Makalah ini berpendapat bahwa Islam doktrinal yang memproklamirkan diri dari para militan dan persepsi Barat tentang ancaman Islam yang homogen perlu didekonstruksi untuk menemukan manifestasi yang sering ambigu dari Islam 'resmi' dan 'oposisi'., modernitas dan konservatisme.
Sebagai perbandingan dua negara Islam, Mesir dan Malaysia,yang keduanya mengklaim memiliki peran utama di daerahnya masing-masing, acara, Kelompok Islam moderat memiliki dampak yang cukup besar pada proses demokratisasi dan munculnya masyarakat sipil selama seperempat abad sejak 'kebangkitan Islam'..

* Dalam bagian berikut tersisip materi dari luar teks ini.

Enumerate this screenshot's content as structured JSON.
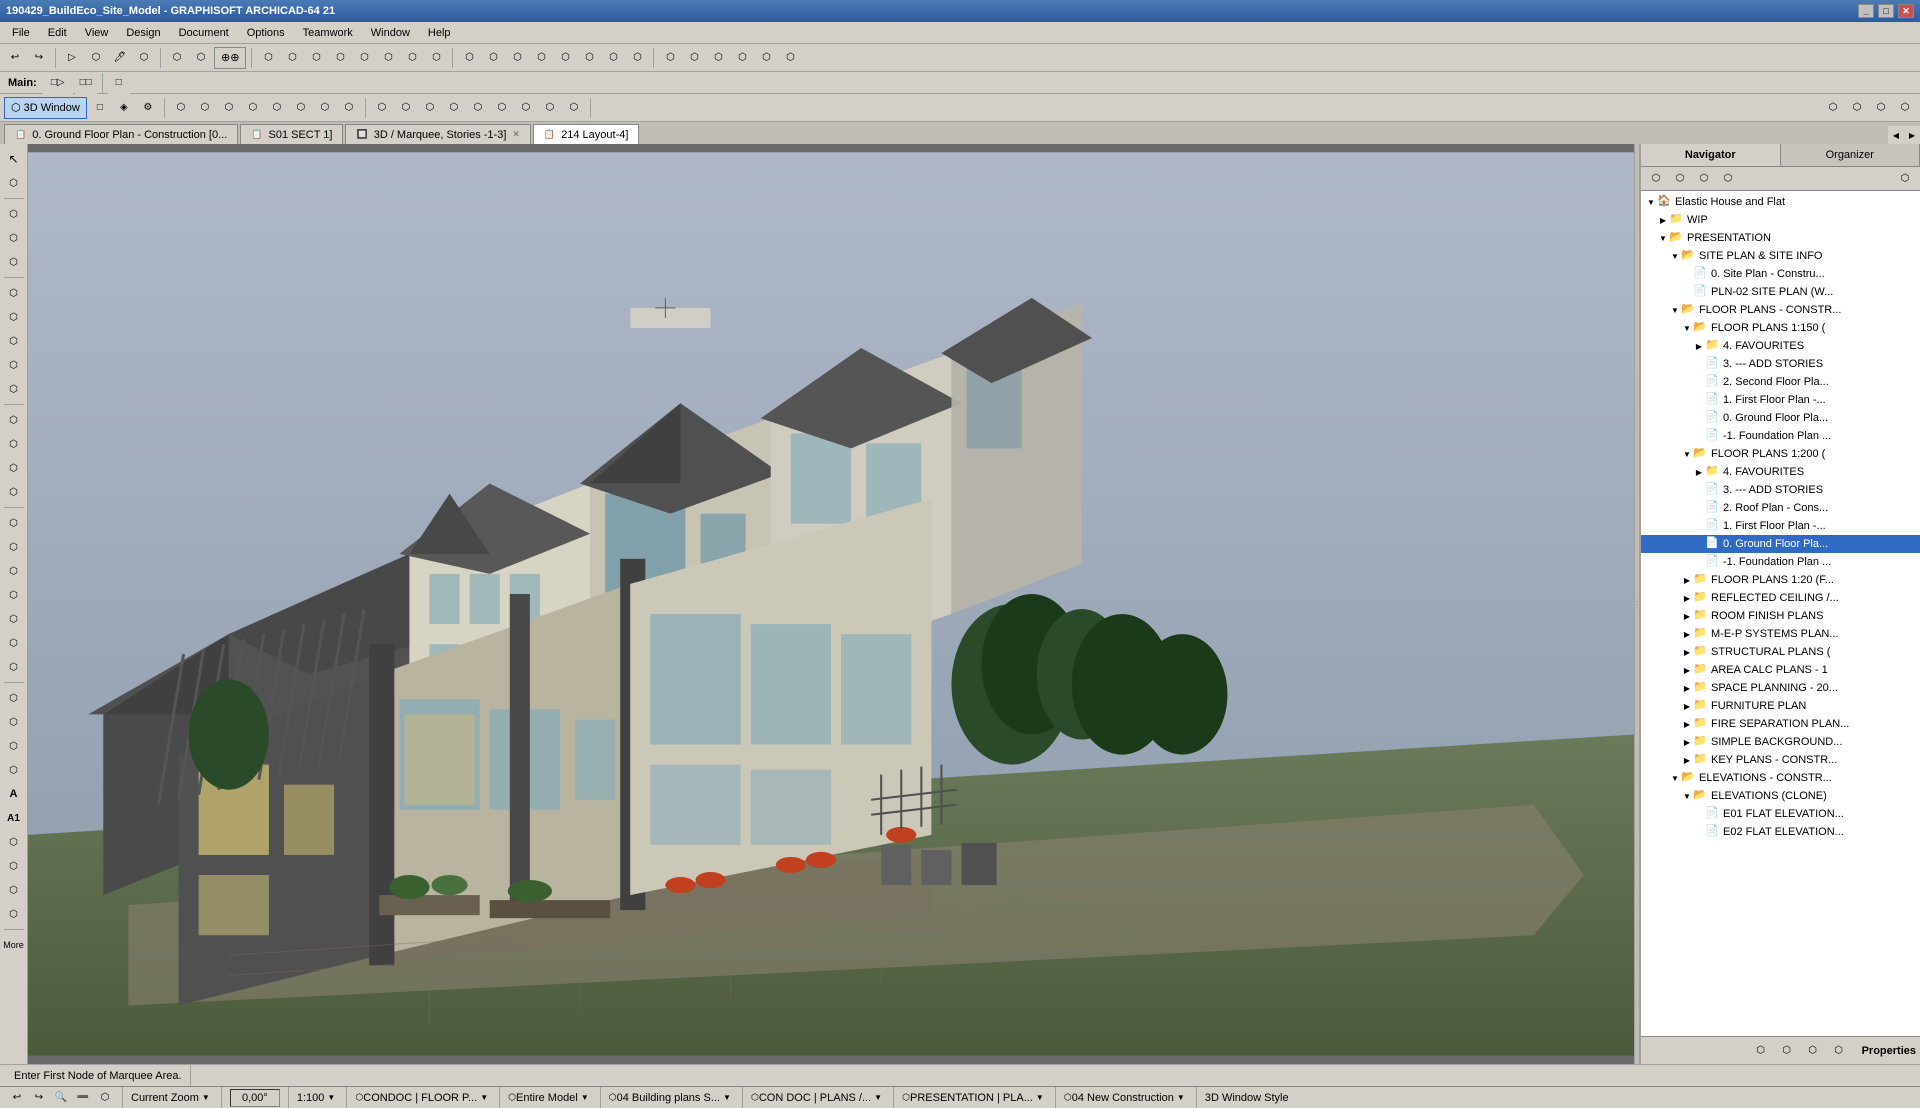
{
  "titlebar": {
    "title": "190429_BuildEco_Site_Model - GRAPHISOFT ARCHICAD-64 21",
    "controls": [
      "_",
      "□",
      "✕"
    ]
  },
  "menubar": {
    "items": [
      "File",
      "Edit",
      "View",
      "Design",
      "Document",
      "Options",
      "Teamwork",
      "Window",
      "Help"
    ]
  },
  "toolbar1": {
    "buttons": [
      "↩",
      "↪",
      "✦",
      "▷",
      "⬡",
      "⬡",
      "⬡",
      "⬡",
      "⊕",
      "⊕",
      "⊕",
      "⊕",
      "⊕",
      "⊕",
      "⊕",
      "⊕",
      "⊕",
      "⊕"
    ]
  },
  "secondary_toolbar": {
    "label": "Main:",
    "buttons": [
      "□▷",
      "□□"
    ]
  },
  "mode_toolbar": {
    "active_btn": "3D Window",
    "buttons": [
      "3D Window",
      "□",
      "◈",
      "⚙"
    ]
  },
  "tabs": [
    {
      "id": "t1",
      "label": "0. Ground Floor Plan - Construction [0...",
      "active": false,
      "closeable": false,
      "icon": "📋"
    },
    {
      "id": "t2",
      "label": "S01 SECT 1]",
      "active": false,
      "closeable": false,
      "icon": "📋"
    },
    {
      "id": "t3",
      "label": "3D / Marquee, Stories -1-3]",
      "active": false,
      "closeable": true,
      "icon": "🔲"
    },
    {
      "id": "t4",
      "label": "214 Layout-4]",
      "active": true,
      "closeable": false,
      "icon": "📋"
    }
  ],
  "left_toolbar": {
    "groups": [
      {
        "tools": [
          "↖",
          "⬡",
          "⬡"
        ]
      },
      {
        "tools": [
          "⬡",
          "⬡",
          "⬡",
          "⬡"
        ]
      },
      {
        "tools": [
          "⬡",
          "⬡",
          "⬡",
          "⬡",
          "⬡"
        ]
      },
      {
        "tools": [
          "⬡",
          "⬡",
          "⬡",
          "⬡"
        ]
      },
      {
        "tools": [
          "⬡",
          "⬡",
          "⬡",
          "⬡",
          "⬡",
          "⬡",
          "⬡"
        ]
      },
      {
        "tools": [
          "⬡",
          "⬡",
          "⬡",
          "⬡",
          "A",
          "A1",
          "⬡",
          "⬡",
          "⬡",
          "⊕"
        ]
      }
    ]
  },
  "tree": {
    "items": [
      {
        "id": "elastic",
        "label": "Elastic House and Flat",
        "level": 0,
        "type": "project",
        "expanded": true,
        "arrow": "down"
      },
      {
        "id": "wip",
        "label": "WIP",
        "level": 1,
        "type": "folder",
        "expanded": false,
        "arrow": "right"
      },
      {
        "id": "presentation",
        "label": "PRESENTATION",
        "level": 1,
        "type": "folder",
        "expanded": true,
        "arrow": "down"
      },
      {
        "id": "site_plan",
        "label": "SITE PLAN & SITE INFO",
        "level": 2,
        "type": "folder",
        "expanded": true,
        "arrow": "down"
      },
      {
        "id": "site_plan_con",
        "label": "0. Site Plan - Constru...",
        "level": 3,
        "type": "doc",
        "arrow": "none"
      },
      {
        "id": "pln02",
        "label": "PLN-02 SITE PLAN (W...",
        "level": 3,
        "type": "doc",
        "arrow": "none"
      },
      {
        "id": "floor_plans_con",
        "label": "FLOOR PLANS - CONSTR...",
        "level": 2,
        "type": "folder",
        "expanded": true,
        "arrow": "down"
      },
      {
        "id": "fp_1150",
        "label": "FLOOR PLANS 1:150 (",
        "level": 3,
        "type": "folder",
        "expanded": true,
        "arrow": "down"
      },
      {
        "id": "fp_fav",
        "label": "4. FAVOURITES",
        "level": 4,
        "type": "folder",
        "expanded": false,
        "arrow": "right"
      },
      {
        "id": "fp_add",
        "label": "3. --- ADD STORIES",
        "level": 4,
        "type": "doc",
        "arrow": "none"
      },
      {
        "id": "fp_2nd",
        "label": "2. Second Floor Pla...",
        "level": 4,
        "type": "doc",
        "arrow": "none"
      },
      {
        "id": "fp_1st",
        "label": "1. First Floor Plan -...",
        "level": 4,
        "type": "doc",
        "arrow": "none"
      },
      {
        "id": "fp_gnd",
        "label": "0. Ground Floor Pla...",
        "level": 4,
        "type": "doc",
        "arrow": "none"
      },
      {
        "id": "fp_foundation",
        "label": "-1. Foundation Plan ...",
        "level": 4,
        "type": "doc",
        "arrow": "none"
      },
      {
        "id": "fp_1200",
        "label": "FLOOR PLANS 1:200 (",
        "level": 3,
        "type": "folder",
        "expanded": true,
        "arrow": "down"
      },
      {
        "id": "fp_fav2",
        "label": "4. FAVOURITES",
        "level": 4,
        "type": "folder",
        "expanded": false,
        "arrow": "right"
      },
      {
        "id": "fp_add2",
        "label": "3. --- ADD STORIES",
        "level": 4,
        "type": "doc",
        "arrow": "none"
      },
      {
        "id": "fp_roof",
        "label": "2. Roof Plan - Cons...",
        "level": 4,
        "type": "doc",
        "arrow": "none"
      },
      {
        "id": "fp_1st2",
        "label": "1. First Floor Plan -...",
        "level": 4,
        "type": "doc",
        "arrow": "none"
      },
      {
        "id": "fp_gnd2",
        "label": "0. Ground Floor Pla...",
        "level": 4,
        "type": "doc",
        "arrow": "none",
        "selected": true
      },
      {
        "id": "fp_fnd2",
        "label": "-1. Foundation Plan ...",
        "level": 4,
        "type": "doc",
        "arrow": "none"
      },
      {
        "id": "fp_1220",
        "label": "FLOOR PLANS 1:20 (F...",
        "level": 3,
        "type": "folder",
        "expanded": false,
        "arrow": "right"
      },
      {
        "id": "reflected",
        "label": "REFLECTED CEILING /...",
        "level": 3,
        "type": "folder",
        "expanded": false,
        "arrow": "right"
      },
      {
        "id": "room_finish",
        "label": "ROOM FINISH PLANS",
        "level": 3,
        "type": "folder",
        "expanded": false,
        "arrow": "right"
      },
      {
        "id": "mep",
        "label": "M-E-P SYSTEMS PLAN...",
        "level": 3,
        "type": "folder",
        "expanded": false,
        "arrow": "right"
      },
      {
        "id": "structural",
        "label": "STRUCTURAL PLANS (",
        "level": 3,
        "type": "folder",
        "expanded": false,
        "arrow": "right"
      },
      {
        "id": "area",
        "label": "AREA CALC PLANS - 1",
        "level": 3,
        "type": "folder",
        "expanded": false,
        "arrow": "right"
      },
      {
        "id": "space",
        "label": "SPACE PLANNING - 20...",
        "level": 3,
        "type": "folder",
        "expanded": false,
        "arrow": "right"
      },
      {
        "id": "furniture",
        "label": "FURNITURE PLAN",
        "level": 3,
        "type": "folder",
        "expanded": false,
        "arrow": "right"
      },
      {
        "id": "fire",
        "label": "FIRE SEPARATION PLAN...",
        "level": 3,
        "type": "folder",
        "expanded": false,
        "arrow": "right"
      },
      {
        "id": "simple",
        "label": "SIMPLE BACKGROUND...",
        "level": 3,
        "type": "folder",
        "expanded": false,
        "arrow": "right"
      },
      {
        "id": "key",
        "label": "KEY PLANS - CONSTR...",
        "level": 3,
        "type": "folder",
        "expanded": false,
        "arrow": "right"
      },
      {
        "id": "elevations",
        "label": "ELEVATIONS - CONSTR...",
        "level": 2,
        "type": "folder",
        "expanded": true,
        "arrow": "down"
      },
      {
        "id": "elev_clone",
        "label": "ELEVATIONS (CLONE)",
        "level": 3,
        "type": "folder",
        "expanded": true,
        "arrow": "down"
      },
      {
        "id": "e01",
        "label": "E01 FLAT ELEVATION...",
        "level": 4,
        "type": "doc",
        "arrow": "none"
      },
      {
        "id": "e02",
        "label": "E02 FLAT ELEVATION...",
        "level": 4,
        "type": "doc",
        "arrow": "none"
      }
    ]
  },
  "statusbar": {
    "info_label": "Enter First Node of Marquee Area.",
    "zoom_label": "Current Zoom",
    "zoom_value": "0,00°",
    "scale": "1:100",
    "condoc": "CONDOC | FLOOR P...",
    "model": "Entire Model",
    "building_plans": "04 Building plans S...",
    "con_doc": "CON DOC | PLANS /...",
    "presentation": "PRESENTATION | PLA...",
    "new_construction": "04 New Construction",
    "window_style": "3D Window Style",
    "properties": "Properties"
  },
  "colors": {
    "accent": "#316ac5",
    "toolbar_bg": "#d4d0c8",
    "tree_selected": "#316ac5",
    "tab_active": "#ffffff"
  }
}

Pengalaman bersama seperti pembentukan koalisi dan partisipasi aktif dalam sistem politik menunjukkan pengaruh dan pentingnya kelompok-kelompok seperti Ikhwanul Muslimin Mesir, Gerakan Pemuda Islam Malaysia (ABIM) atau Partai Islam Malaysia (TIDAK).
Kelompok-kelompok ini telah membentuk lanskap politik ke tingkat yang jauh lebih besar daripada pra-pendudukan saat ini dengan 'ancaman teroris' yang disarankan. Perkembangan bertahap dari 'budaya dialog' telah memperlihatkan pendekatan baru terhadap partisipasi politik dan demokrasi di tingkat akar rumput.